8. Closure of Appeals: Consequently, the appeals filed in this case were closed by the court.
9. Conclusion: The Delhi High Court’s judgment in the PCIT vs. Sidhi Vinayak Aromatics Pvt Ltd case reaffirms the importance of adhering to the legal provisions of the Income Tax Act, especially when invoking section 153C. The court’s ruling emphasizes that additions without the presence of incriminating material are not sustainable.
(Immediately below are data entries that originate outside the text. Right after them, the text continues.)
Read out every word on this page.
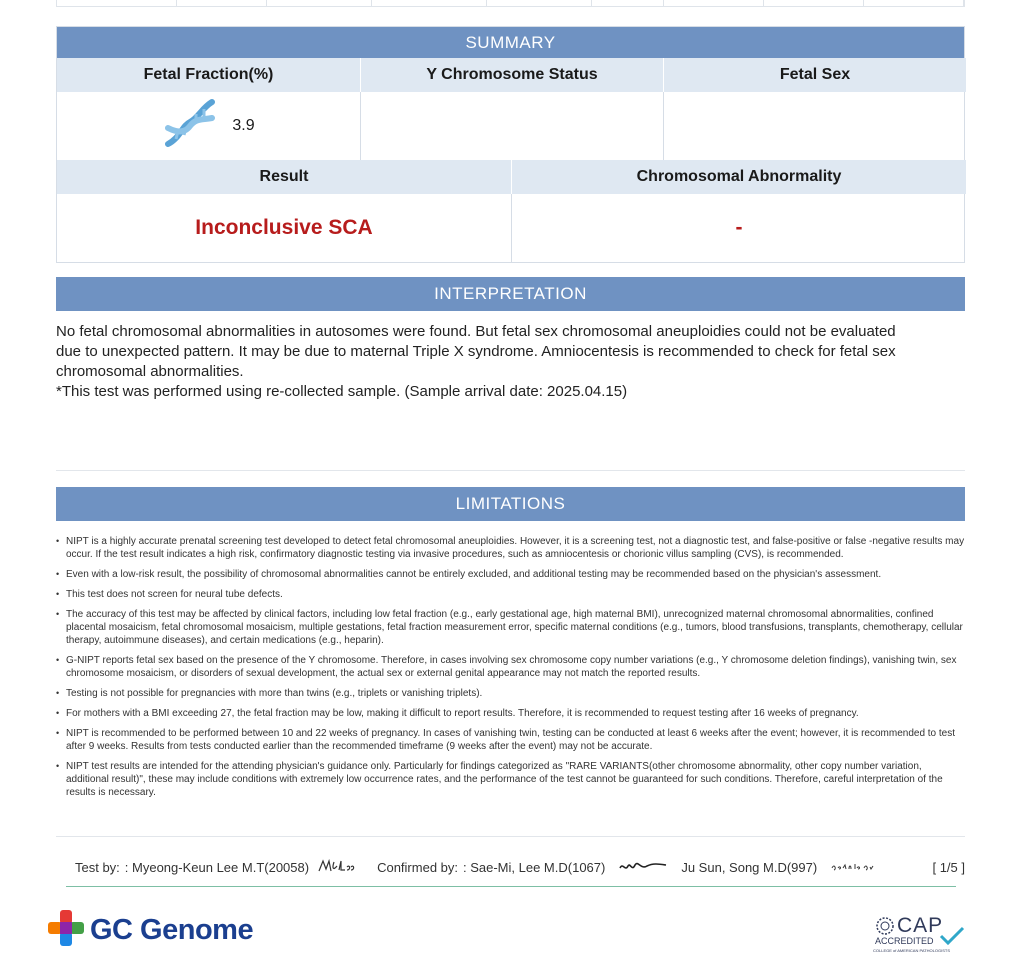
SUMMARY
Fetal Fraction(%)	Y Chromosome Status	Fetal Sex
3.9
Result	Chromosomal Abnormality
Inconclusive SCA	-
INTERPRETATION
No fetal chromosomal abnormalities in autosomes were found. But fetal sex chromosomal aneuploidies could not be evaluated
due to unexpected pattern. It may be due to maternal Triple X syndrome. Amniocentesis is recommended to check for fetal sex
chromosomal abnormalities.
*This test was performed using re-collected sample. (Sample arrival date: 2025.04.15)
LIMITATIONS
• NIPT is a highly accurate prenatal screening test developed to detect fetal chromosomal aneuploidies. However, it is a screening test, not a diagnostic test, and false-positive or false -negative results may occur. If the test result indicates a high risk, confirmatory diagnostic testing via invasive procedures, such as amniocentesis or chorionic villus sampling (CVS), is recommended.
• Even with a low-risk result, the possibility of chromosomal abnormalities cannot be entirely excluded, and additional testing may be recommended based on the physician's assessment.
• This test does not screen for neural tube defects.
• The accuracy of this test may be affected by clinical factors, including low fetal fraction (e.g., early gestational age, high maternal BMI), unrecognized maternal chromosomal abnormalities, confined placental mosaicism, fetal chromosomal mosaicism, multiple gestations, fetal fraction measurement error, specific maternal conditions (e.g., tumors, blood transfusions, transplants, chemotherapy, cellular therapy, autoimmune diseases), and certain medications (e.g., heparin).
• G-NIPT reports fetal sex based on the presence of the Y chromosome. Therefore, in cases involving sex chromosome copy number variations (e.g., Y chromosome deletion findings), vanishing twin, sex chromosome mosaicism, or disorders of sexual development, the actual sex or external genital appearance may not match the reported results.
• Testing is not possible for pregnancies with more than twins (e.g., triplets or vanishing triplets).
• For mothers with a BMI exceeding 27, the fetal fraction may be low, making it difficult to report results. Therefore, it is recommended to request testing after 16 weeks of pregnancy.
• NIPT is recommended to be performed between 10 and 22 weeks of pregnancy. In cases of vanishing twin, testing can be conducted at least 6 weeks after the event; however, it is recommended to test after 9 weeks. Results from tests conducted earlier than the recommended timeframe (9 weeks after the event) may not be accurate.
• NIPT test results are intended for the attending physician's guidance only. Particularly for findings categorized as "RARE VARIANTS(other chromosome abnormality, other copy number variation, additional result)", these may include conditions with extremely low occurrence rates, and the performance of the test cannot be guaranteed for such conditions. Therefore, careful interpretation of the results is necessary.
Test by: : Myeong-Keun Lee M.T(20058)	Confirmed by: : Sae-Mi, Lee M.D(1067)	Ju Sun, Song M.D(997)	[ 1/5 ]
GC Genome	CAP
ACCREDITED
COLLEGE of AMERICAN PATHOLOGISTS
This decision serves as a reminder to tax authorities to exercise their powers within the framework of the law, preserving the rights of taxpayers and ensuring that assessments are based on substantive evidence.
FULL TEXT OF THE JUDGMENT/ORDER OF DELHI HIGH COURT
1. These appeals concern Assessment Year (AY) 2006-07 (ITA 251/2019) and AY 2005-06 (ITA 265/2019).
2. The appellant/revenue seeks to assail the common order dated 07.12.2017 passed by the Income Tax Appellate Tribunal [in short, “Tribunal”].
3. The Tribunal has disposed of the appeals of the appellant/revenue and the cross-objections filed by the respondent/assessee against the common order of the Commissioner of Income Tax (Appeals) [in short, “CIT(A)] order dated 25.03.2011 based on a view taken qua a legal issue.
4. The Tribunal found that in respect of the aforementioned AYs in which assessments were completed, no incriminating material had been found.
4.1. In support of its conclusion that additions made were unsustainable in view what is adverted to hereinabove, the Tribunal, inter alia, relied upon the judgment rendered by a coordinate bench of this Court in Commissioner of Income Tax vs. Kabul Chawla (2016) 380 ITR 573 (Del.)
5. Mr Shlok Chandra, learned senior standing counsel, who appears on behalf of the appellant/revenue, does not dispute the fact that no incriminating material was found pursuant to the search carried out under Section 132 of the Income Tax Act, 1961 [in short, “Act”] against the Surya Vinayak Group, which included the respondent/assessee, concerning the aforementioned AYs.
6. These findings of fact are recorded in paragraph 10 of the impugned order passed by the Tribunal. For convenience, the relevant part of paragraph 10 is extracted hereafter:
“xxx xxx xxx xxx
We find that the additions made by the AO are beyond the scope of section 153C of the Income Tax Act, 1961, because no incriminating material or evidence had been found during the course of search so as to doubt the transactions. It was noted that in the entire assessment order, the AO has not referred to any seized material or other material for the year under consideration having being found during the course of search in the case of assessee, leave alone the question of any incriminating material for the year under appeal.
xxx xxx xxx xxx”
7. Notably, the decision of the coordinate bench of this court in Kabul Chawla has been affirmed by the Supreme Court in Principal of Income Tax vs. Abhisar Buildwell, (2023) 454 ITR 2012 (SC).
8. Given the aforesaid position, according to us, no substantial question of law arises for our consideration.
9. Accordingly, the above-captioned appeals are closed.
10. Parties will act based on the digitally signed copy of the order.